Compared to twenty years ago, the number of college students smoking pot has more than doubled. Thirty nine percent of college students reported using marijuana in the past year and fifty one percent used an illicit drug at some time in their lives. That is the highest rate in three decades and an alarming number of young people who are toying with substances that could create negative long-term consequences.

The National Institute on Drug Abuse surveyed a nationally representative sample of 1,100 students enrolled full time in a 2- or 4-year college in spring 2013. The survey is part of the long-term Monitoring the Future (MTF) study, which also tracks substance use among the nation’s secondary school students and older adults.

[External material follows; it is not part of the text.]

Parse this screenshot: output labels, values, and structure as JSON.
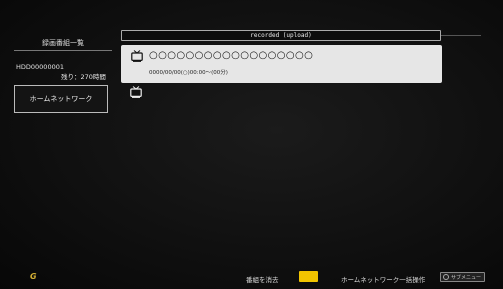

Lloyd Johnston, the principal investigator of the MTF study wrote:

“This is the highest rate of daily use observed among college students since 1981—a third of a century ago. In other words, one in every 20 students was smoking pot on a daily or near-daily basis in 2013. To put this into a longer-term perspective, from 1990 to 1994, fewer than one in 50 students used marijuana that frequently.”

The age peers of college students were also surveyed for comparison and found to have roughly equivalent proportions in their past year use of any illicit drug other than marijuana to the students. Non-students were twice as likely as college students were to be daily marijuana users.

The results of the survey indicate that attitudes and beliefs brought into adulthood from adolescence tend to persevere. Direct learning (from personal use) and vicarious learning (from observing use by others in both the immediate and mass media environments) play important roles in attitudes about marijuana, according to the data.

This vicarious learning process has a very practical application for a national strategy for preventing future substance abuse. Suggested examples for teaching the risks of substance abuse to children include better education with accurate information on effects of substance-use through school prevention programs, by parents, and through media. Unless hazards are convincingly communicated to young people, they will continue these same trends of substance abuse.